グローバリズム出づる処の殺人者より
アラヴィンド・アディガ著/鈴木 恵訳/文藝春秋
税込¥1,890/2009.02/ISBN 978-4-16-327560-4
★2008年度ブッカー賞受賞作
「わたし」にはいくつか名前がある。両親ふたりとも、病気や仕事で忙しく名前をつける暇もなかったため、最初はただ「ムンナ」。意味はただ“男の子”というもので、名前ともいえないものだった。そこで学校の先生が「バルラム」とつけてくれた。次の名前は、その学校に視察に来た、視学官がつけてくれた――「白い虎」と。
この小説の原題は"White Tiger"。「わたし」がムンナから、バルラム、そしてホワイト・タイガーになっていくのは、“闇”の世界から“光”の世界へ進んでいくことだった。
インドで暮らす「わたし」は「ホワイト・タイガー」と名付けられたとたん、“闇”社会の禍いへつりこまれていく。学校に通えなくなり、毎日働く生活へ。茶店で働き、石炭を割る、テーブルを拭く、そんな単調な生活を宿命とあきらめず、「わたし」は「バルラム」になっていく。機を見るに敏な少年は茶店から運転手へ転職する。そして、転職先の主人、アショクに運命の転機を得る。
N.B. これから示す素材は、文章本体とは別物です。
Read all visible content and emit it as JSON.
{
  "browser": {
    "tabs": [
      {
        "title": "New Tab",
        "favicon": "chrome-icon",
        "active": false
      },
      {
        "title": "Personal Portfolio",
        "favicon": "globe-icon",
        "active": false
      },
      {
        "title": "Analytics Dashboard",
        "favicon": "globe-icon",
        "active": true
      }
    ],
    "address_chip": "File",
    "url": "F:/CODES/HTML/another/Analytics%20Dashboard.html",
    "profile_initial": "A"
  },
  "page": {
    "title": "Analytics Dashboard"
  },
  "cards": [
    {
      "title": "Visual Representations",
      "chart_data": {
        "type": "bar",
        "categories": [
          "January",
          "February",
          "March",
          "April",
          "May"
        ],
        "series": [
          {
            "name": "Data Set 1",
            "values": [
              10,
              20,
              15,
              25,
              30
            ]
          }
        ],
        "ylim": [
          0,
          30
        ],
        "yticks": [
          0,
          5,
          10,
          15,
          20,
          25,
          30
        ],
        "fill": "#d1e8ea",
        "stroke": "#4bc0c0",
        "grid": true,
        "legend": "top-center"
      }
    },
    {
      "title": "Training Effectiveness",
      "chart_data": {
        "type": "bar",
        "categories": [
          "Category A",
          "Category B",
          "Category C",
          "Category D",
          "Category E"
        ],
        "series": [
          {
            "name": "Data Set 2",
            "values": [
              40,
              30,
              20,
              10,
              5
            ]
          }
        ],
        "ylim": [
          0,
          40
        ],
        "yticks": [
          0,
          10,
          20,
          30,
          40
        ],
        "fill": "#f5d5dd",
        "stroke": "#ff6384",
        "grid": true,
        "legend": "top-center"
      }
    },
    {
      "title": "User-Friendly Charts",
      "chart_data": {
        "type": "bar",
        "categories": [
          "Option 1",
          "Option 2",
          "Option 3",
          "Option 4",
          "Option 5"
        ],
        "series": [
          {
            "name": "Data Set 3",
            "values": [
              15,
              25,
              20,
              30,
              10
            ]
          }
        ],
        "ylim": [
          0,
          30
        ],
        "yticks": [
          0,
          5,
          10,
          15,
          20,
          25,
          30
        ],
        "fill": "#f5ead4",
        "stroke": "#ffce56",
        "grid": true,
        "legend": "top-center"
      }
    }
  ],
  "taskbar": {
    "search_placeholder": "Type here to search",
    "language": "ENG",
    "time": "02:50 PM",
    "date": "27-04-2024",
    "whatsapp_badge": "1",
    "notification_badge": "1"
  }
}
中国の首相がインドを訪れることを知った「わたし」が、「ホワイト・タイガー拝」としてしたためる手紙形式で進行していく。ホワイト・タイガーは、自分がいかに起業家としてのしあがってきたか、格差社会の強烈なインドを背景に、生々しい言葉で語る。これは、ピカレスク小説なのだ。
むかしのインドには一千のカーストと運命がありましたが、いまはふたつしかないのです。でかい腹をした人間と、ちっぽけな腹をした人間しか。
だから運命もふたつしかないわけです。食うか、食われるかしか。
「わたし」はちっぽけな腹をした人間だった。それでも、茶店から運転手への格上げで、使用人という立場を得ることができた。食べ物は充分にあり、床で寝るにせよ、屋根のある部屋で過ごすことができるようになる。「バルラム」とよばれ、主人を親と思って仕え、給料は自分の最低限の飲み食い以外は実家に送る毎日だ。また単調に日は過ぎる。しかし、その日々の隙間で見つけた機を、必ずとらえ、次のステップを踏んでいくのが「わたし」だ。身も心もきれいでいたら、次はない。その次のその次は、目の前の主人だ。
格差という熟語ではおさまりきれないほどの強い差別社会の描写の合間は、黒々としたユーモアでうめられていて、笑っていいのかどうなのかと少し躊躇してしまう。けれど、そのユーモアこそ、気持ちがほぐれ読み進める原動力となる。読んでいるうちに、そのおもしろさに、ぐんぐんまきこまれていく。右手がいそがしくて使えない時、左手は何をしているか。運転手として前を見て運転する以外に、ルームミラーから見える小さな世界から何を得られのか、何を共有できるのか。大きなストーリーと共に、それらの小さいストーリーこそが密度濃くつまっていて、解説にも書かれているように“ページターナー”な小説になっている。つまり、とってもおもしろい小説なのだ。
タイトルからしてルポルタージュ風小説かと勘違いしそうなのだが、決してそうではない。